Draconian Terror law Regime
The nationalist Bharatiya Janata Party (BJP), which is led by Prime Minister Narendra Modi, said the raids were okay because investigating agencies need to find out who is giving money to media groups from abroad.
Anurag Thakur, India’s minister for information and media, told reporters, “I don’t need to explain.” “If they think someone has done something wrong, search agencies are free to look into it.”
In a statement, the INDIA Alliance, a group of 28 political parties that are against the government, said that over the past nine years, the government has used different investigating agencies to target and silence the media.
Shoaib Daniyal, the political editor at the news website Scroll, told Al Jazeera, “Even if you believed the worst of these allegations, you could have gone after the website’s management.” However, what is happening now is that even junior employees and contributors are being raided.
“India’s terror laws are very harsh, and people can be arrested and locked up for years without being tried,” he said.

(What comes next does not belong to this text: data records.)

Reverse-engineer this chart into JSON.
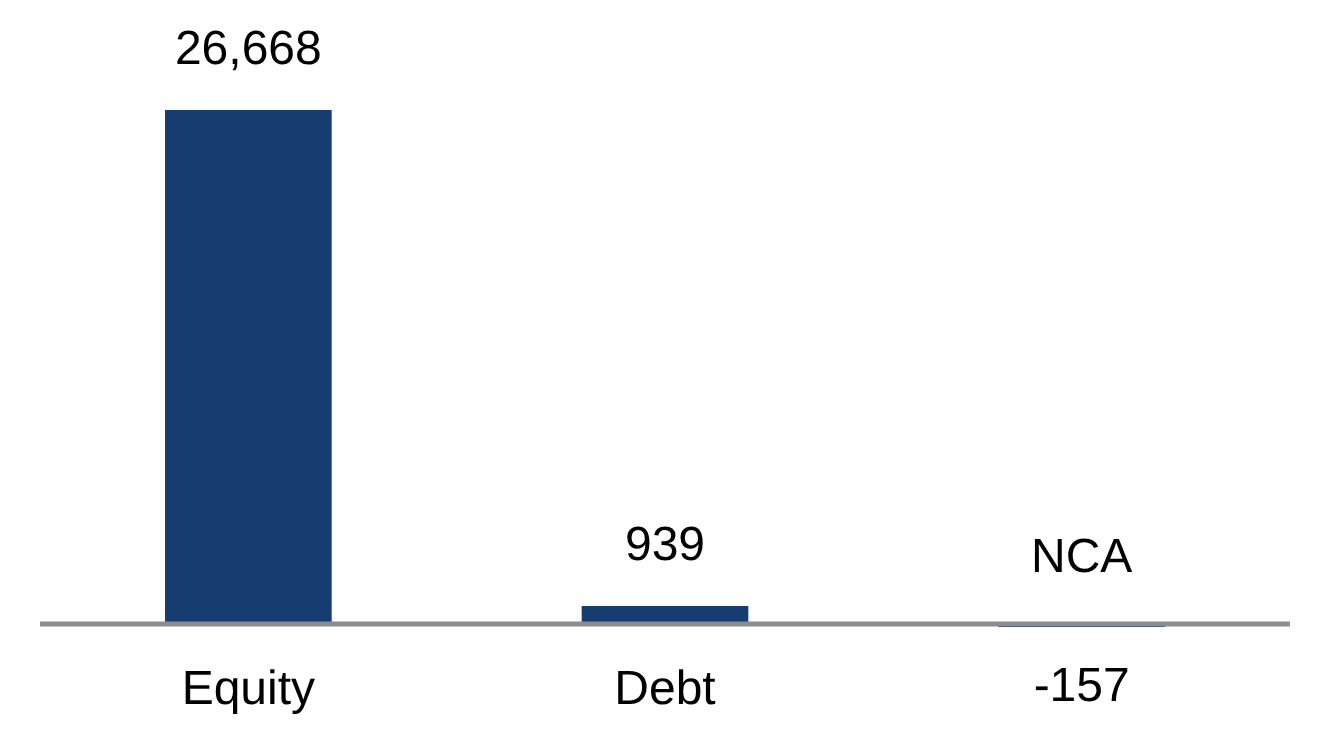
{
  "chart_data": {
    "type": "bar",
    "categories": [
      "Equity",
      "Debt",
      "NCA"
    ],
    "values": [
      26668,
      939,
      -157
    ],
    "color": "#173c6f",
    "value_labels": [
      "26,668",
      "939",
      "-157"
    ]
  }
}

India has dropped from 150th to 161st on the World Press Freedom Index, which is done every year by the non-profit Reporters Without Borders. This is India’s lowest place ever. The government of Modi doesn’t agree with the group’s ranks. It questions the group’s methods and says that India has a strong and free press.

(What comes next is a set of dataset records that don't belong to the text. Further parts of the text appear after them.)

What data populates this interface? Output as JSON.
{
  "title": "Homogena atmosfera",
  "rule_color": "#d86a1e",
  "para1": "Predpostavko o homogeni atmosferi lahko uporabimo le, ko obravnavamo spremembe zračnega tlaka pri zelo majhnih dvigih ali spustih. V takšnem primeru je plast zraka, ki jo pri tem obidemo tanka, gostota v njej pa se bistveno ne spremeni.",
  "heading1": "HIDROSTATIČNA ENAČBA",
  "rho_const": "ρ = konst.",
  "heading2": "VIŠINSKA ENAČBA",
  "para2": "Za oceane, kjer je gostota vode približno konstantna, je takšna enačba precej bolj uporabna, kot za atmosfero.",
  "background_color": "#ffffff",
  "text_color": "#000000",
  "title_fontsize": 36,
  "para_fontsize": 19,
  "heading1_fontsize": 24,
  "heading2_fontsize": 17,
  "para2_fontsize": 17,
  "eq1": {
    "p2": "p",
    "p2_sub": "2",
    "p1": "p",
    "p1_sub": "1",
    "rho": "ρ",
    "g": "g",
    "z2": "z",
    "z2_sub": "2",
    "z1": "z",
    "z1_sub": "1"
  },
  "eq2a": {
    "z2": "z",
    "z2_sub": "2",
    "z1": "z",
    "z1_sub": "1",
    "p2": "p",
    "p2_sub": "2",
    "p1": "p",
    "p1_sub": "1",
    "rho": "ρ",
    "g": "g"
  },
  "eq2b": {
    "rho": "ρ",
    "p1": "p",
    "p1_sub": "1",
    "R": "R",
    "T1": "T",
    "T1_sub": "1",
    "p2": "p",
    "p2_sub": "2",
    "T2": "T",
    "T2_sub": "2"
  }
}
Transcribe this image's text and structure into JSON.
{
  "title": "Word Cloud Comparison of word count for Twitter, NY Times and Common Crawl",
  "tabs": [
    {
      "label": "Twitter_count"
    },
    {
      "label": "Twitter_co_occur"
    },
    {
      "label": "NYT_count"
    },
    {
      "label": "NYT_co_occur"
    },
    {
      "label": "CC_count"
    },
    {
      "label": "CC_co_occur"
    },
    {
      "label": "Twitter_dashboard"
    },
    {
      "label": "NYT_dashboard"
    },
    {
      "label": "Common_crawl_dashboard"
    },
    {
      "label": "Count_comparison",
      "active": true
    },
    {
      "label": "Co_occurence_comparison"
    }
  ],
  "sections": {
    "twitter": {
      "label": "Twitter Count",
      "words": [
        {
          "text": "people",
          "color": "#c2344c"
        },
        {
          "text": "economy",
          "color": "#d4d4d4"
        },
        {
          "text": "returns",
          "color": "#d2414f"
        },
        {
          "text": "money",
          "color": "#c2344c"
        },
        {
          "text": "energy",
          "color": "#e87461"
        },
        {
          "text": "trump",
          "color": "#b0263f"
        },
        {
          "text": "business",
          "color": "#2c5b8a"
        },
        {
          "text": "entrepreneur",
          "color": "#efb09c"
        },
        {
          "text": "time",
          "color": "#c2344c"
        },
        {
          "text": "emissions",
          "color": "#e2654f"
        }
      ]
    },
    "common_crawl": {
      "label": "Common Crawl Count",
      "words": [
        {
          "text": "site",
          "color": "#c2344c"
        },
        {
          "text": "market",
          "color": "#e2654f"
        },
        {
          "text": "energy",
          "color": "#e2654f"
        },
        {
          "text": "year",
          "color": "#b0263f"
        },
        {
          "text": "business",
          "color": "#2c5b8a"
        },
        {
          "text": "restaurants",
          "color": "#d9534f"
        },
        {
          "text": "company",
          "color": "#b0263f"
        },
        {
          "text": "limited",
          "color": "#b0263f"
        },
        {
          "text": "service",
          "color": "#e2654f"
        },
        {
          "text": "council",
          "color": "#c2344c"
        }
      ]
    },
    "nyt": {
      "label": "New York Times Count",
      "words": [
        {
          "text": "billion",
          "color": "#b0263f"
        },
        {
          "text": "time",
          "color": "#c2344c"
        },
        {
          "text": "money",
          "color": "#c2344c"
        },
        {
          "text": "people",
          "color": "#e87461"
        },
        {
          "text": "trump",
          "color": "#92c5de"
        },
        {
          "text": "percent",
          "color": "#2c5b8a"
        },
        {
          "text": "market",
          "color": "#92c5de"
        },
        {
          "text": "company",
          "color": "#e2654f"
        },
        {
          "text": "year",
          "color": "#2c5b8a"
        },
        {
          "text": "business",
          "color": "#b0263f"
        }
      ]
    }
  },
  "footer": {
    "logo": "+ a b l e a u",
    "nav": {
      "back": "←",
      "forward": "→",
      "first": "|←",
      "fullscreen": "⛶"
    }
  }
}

A few months ago, Indian tax officials went to the BBC’s offices in New Delhi and Mumbai. This happened right after the BBC aired a program that was critical of Modi.
Journalists who aren’t happy with the government say they are being harassed more, even on social media, where Modi’s party has a strong influence.
Critics say that Modi’s government has tried to put pressure on rights groups by closely looking at their funds and making it harder for them to get money from abroad.
The Network of Women in Media in India said that “prominent voices of dissent” were the targets of Tuesday’s “shocking” search.
Abhisar Sharma, a writer, said on Tuesday night that he was back home after a “day-long interrogation” by the police.
He wrote on social media, “I will keep asking people in power questions, especially those who are afraid of simple questions.”